Gentlemen and lady, what happened in the Supreme Court recently as it relates to the First Amendment?
Tom Julin: Well Barbara, the Supreme Court has become so important, particularly because of the Trump administration’s attack on journalists and journalism, so we focus on what are the newest decisions that are coming out of the Supreme Court and particularly what is going to be the impact of Donald Trump’s new appointee Neil Gorsuch to the Supreme Court.
Barbara Leach: Have we gotten any intel yet?
Tom Julin: Well, the intel is that he is going to follow the letter of the law as it is written. He hasn’t written any First Amendment decisions yet, but he has really focused on statutory interpretation and he has said I am not going to look behind any statute. I am going to just follow exactly what it says. I am going to determine what it says by reading dictionary definitions.
Barbara Leach: I am sorry, did you just say, what Scalia?
Tom Julin: You got that right. He is a Scalia clone. He is filling in for Justice Scalia who died last year and we are all worried about whether he is going to be something that’s the same or different. He is looking a lot the same right now.
Barbara Leach: So you said he hasn’t decided any First Amendment cases, but have there been any significant ones that you all discussed during your CLE that we think we can glean some of this insight from?
Tom Julin: Well, one case that has yet to be decided, we think is going to be decided Monday; it’s the Trinity Lutheran Church case.
Barbara Leach: What’s that one?
Tom Julin: That one is about whether public monies must be spent to support churches when they are asking to participate in programs; this particular case was about resurfacing of a playground. The state said, no, we can’t give state money to church programs of any sort, and we think that maybe Justice Gorsuch is going to be the deciding vote in that case, to say yes, the state has to support that church program.
Barbara Leach: And just for point of clarification, this is state money that we are talking about.
Tom Julin: That’s right.
Barbara Leach: This is the federal government mandating the spending of that.
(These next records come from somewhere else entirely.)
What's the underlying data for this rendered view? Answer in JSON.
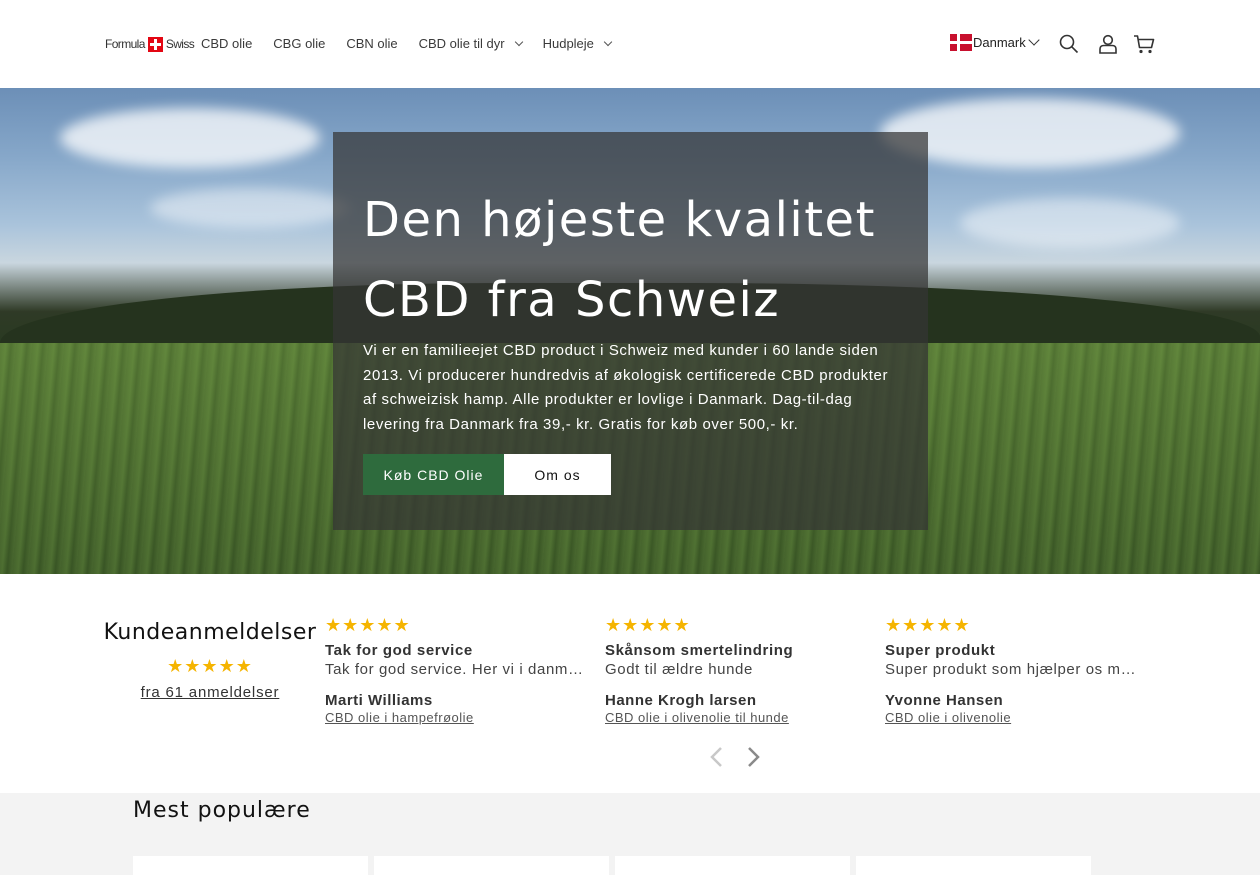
{
  "header": {
    "logo_left": "Formula",
    "logo_right": "Swiss",
    "nav": [
      {
        "label": "CBD olie"
      },
      {
        "label": "CBG olie"
      },
      {
        "label": "CBN olie"
      },
      {
        "label": "CBD olie til dyr"
      },
      {
        "label": "Hudpleje"
      }
    ],
    "country": "Danmark",
    "icons": [
      "search-icon",
      "account-icon",
      "cart-icon"
    ]
  },
  "hero": {
    "title": "Den højeste kvalitet CBD fra Schweiz",
    "text": "Vi er en familieejet CBD product i Schweiz med kunder i 60 lande siden 2013. Vi producerer hundredvis af økologisk certificerede CBD produkter af schweizisk hamp. Alle produkter er lovlige i Danmark. Dag-til-dag levering fra Danmark fra 39,- kr. Gratis for køb over 500,- kr.",
    "primary_button": "Køb CBD Olie",
    "secondary_button": "Om os"
  },
  "reviews": {
    "heading": "Kundeanmeldelser",
    "stars": "★★★★★",
    "count_link": "fra 61 anmeldelser",
    "items": [
      {
        "stars": "★★★★★",
        "title": "Tak for god service",
        "body": "Tak for god service. Her vi i danmark…",
        "author": "Marti Williams",
        "product": "CBD olie i hampefrøolie"
      },
      {
        "stars": "★★★★★",
        "title": "Skånsom smertelindring",
        "body": "Godt til ældre hunde",
        "author": "Hanne Krogh larsen",
        "product": "CBD olie i olivenolie til hunde"
      },
      {
        "stars": "★★★★★",
        "title": "Super produkt",
        "body": "Super produkt som hjælper os mod…",
        "author": "Yvonne Hansen",
        "product": "CBD olie i olivenolie"
      }
    ]
  },
  "popular": {
    "heading": "Mest populære"
  },
  "colors": {
    "accent_green": "#2e6b3d",
    "star_yellow": "#f5b400",
    "flag_red": "#c8102e"
  }
}
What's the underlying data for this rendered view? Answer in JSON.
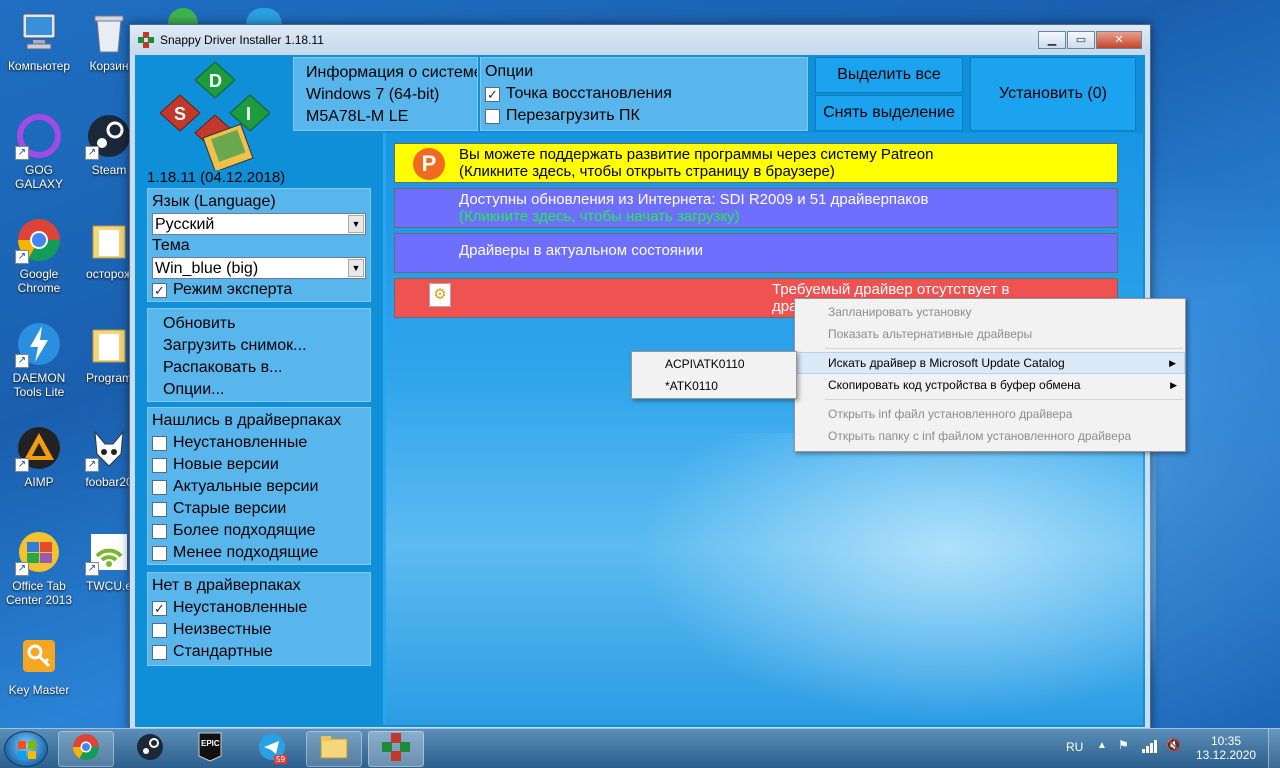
{
  "desktop": {
    "icons": [
      {
        "label": "Компьютер"
      },
      {
        "label": "Корзин"
      },
      {
        "label": "GOG GALAXY"
      },
      {
        "label": "Steam"
      },
      {
        "label": "Google Chrome"
      },
      {
        "label": "осторож"
      },
      {
        "label": "DAEMON Tools Lite"
      },
      {
        "label": "Program"
      },
      {
        "label": "AIMP"
      },
      {
        "label": "foobar20"
      },
      {
        "label": "Office Tab Center 2013"
      },
      {
        "label": "TWCU.e"
      },
      {
        "label": "Key Master"
      }
    ]
  },
  "window": {
    "title": "Snappy Driver Installer 1.18.11",
    "version": "1.18.11 (04.12.2018)",
    "logo_letters": [
      "D",
      "S",
      "I"
    ],
    "info": {
      "heading": "Информация о системе",
      "os": "Windows 7 (64-bit)",
      "board": "M5A78L-M LE"
    },
    "options": {
      "heading": "Опции",
      "restore_point": {
        "label": "Точка восстановления",
        "checked": true
      },
      "reboot": {
        "label": "Перезагрузить ПК",
        "checked": false
      }
    },
    "buttons": {
      "select_all": "Выделить все",
      "deselect": "Снять выделение",
      "install": "Установить (0)"
    },
    "language": {
      "label": "Язык (Language)",
      "value": "Русский"
    },
    "theme": {
      "label": "Тема",
      "value": "Win_blue (big)"
    },
    "expert_mode": {
      "label": "Режим эксперта",
      "checked": true
    },
    "actions": [
      "Обновить",
      "Загрузить снимок...",
      "Распаковать в...",
      "Опции..."
    ],
    "found_group": {
      "heading": "Нашлись в драйверпаках",
      "items": [
        {
          "label": "Неустановленные",
          "checked": false
        },
        {
          "label": "Новые версии",
          "checked": false
        },
        {
          "label": "Актуальные версии",
          "checked": false
        },
        {
          "label": "Старые версии",
          "checked": false
        },
        {
          "label": "Более подходящие",
          "checked": false
        },
        {
          "label": "Менее подходящие",
          "checked": false
        }
      ]
    },
    "missing_group": {
      "heading": "Нет в драйверпаках",
      "items": [
        {
          "label": "Неустановленные",
          "checked": true
        },
        {
          "label": "Неизвестные",
          "checked": false
        },
        {
          "label": "Стандартные",
          "checked": false
        }
      ]
    },
    "banners": {
      "patreon_line1": "Вы можете поддержать развитие программы через систему Patreon",
      "patreon_line2": "(Кликните здесь, чтобы открыть страницу в браузере)",
      "updates_line1": "Доступны обновления из Интернета: SDI R2009 и 51 драйверпаков",
      "updates_line2": "(Кликните здесь, чтобы начать загрузку)",
      "uptodate": "Драйверы в актуальном состоянии",
      "missing_line1": "Требуемый драйвер отсутствует в",
      "missing_line2": "драй"
    }
  },
  "context_menu": {
    "items": [
      {
        "label": "Запланировать установку",
        "disabled": true
      },
      {
        "label": "Показать альтернативные драйверы",
        "disabled": true
      },
      {
        "label": "Искать драйвер в Microsoft Update Catalog",
        "disabled": false,
        "submenu": true
      },
      {
        "label": "Скопировать код устройства в буфер обмена",
        "disabled": false,
        "submenu": true
      },
      {
        "label": "Открыть inf файл установленного драйвера",
        "disabled": true
      },
      {
        "label": "Открыть папку с inf файлом установленного драйвера",
        "disabled": true
      }
    ],
    "submenu_items": [
      "ACPI\\ATK0110",
      "*ATK0110"
    ]
  },
  "taskbar": {
    "language": "RU",
    "time": "10:35",
    "date": "13.12.2020",
    "telegram_badge": "59"
  },
  "colors": {
    "patreon_banner": "#ffff00",
    "update_banner": "#6f6fff",
    "missing_banner": "#f05252",
    "accent_button": "#1ba3f0"
  }
}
Tom Julin: That’s exactly right and that’s what’s so alarming about this particular case. The case has been pending for a number of years now and I think, now my other panelists don’t necessarily agree with me, I think the court has been evenly divided 4 to 4 on this issue and they have been waiting to get a new member of the court on board to break the tie. We will see probably on Monday whether that happens.
Barbara Leach: So Tom, you already said that maybe some of the other panelists disagree. Anybody want to jump in with their thoughts on this?
Howard Wasserman: I think with that case in particular, it may well have been 4 to 4, which is why the case got held over from 2016, just before Justice Scalia died and then it was heard in April, but the oral argument did not go well for the state. There were at least a couple of justices, Justice Kagan, Justice Breyer, who looked very — who seemed during oral argument to be very unconvinced by the state’s argument in defensive of its prohibition on funding religious organizations.
Barbara Leach: So Howard, what do you think is going to happen then?
Howard Wasserman: So I mean based on the argument it looks like the program is going to be declared invalid by a 7 to 2 rather than a 5 to 4 vote.
Barbara Leach: 7 to 2, that’s your prediction.
Tom Julin: He is wrong about that. It’s going to be 5 to 4, but these are the kind of things that we debate at this panel.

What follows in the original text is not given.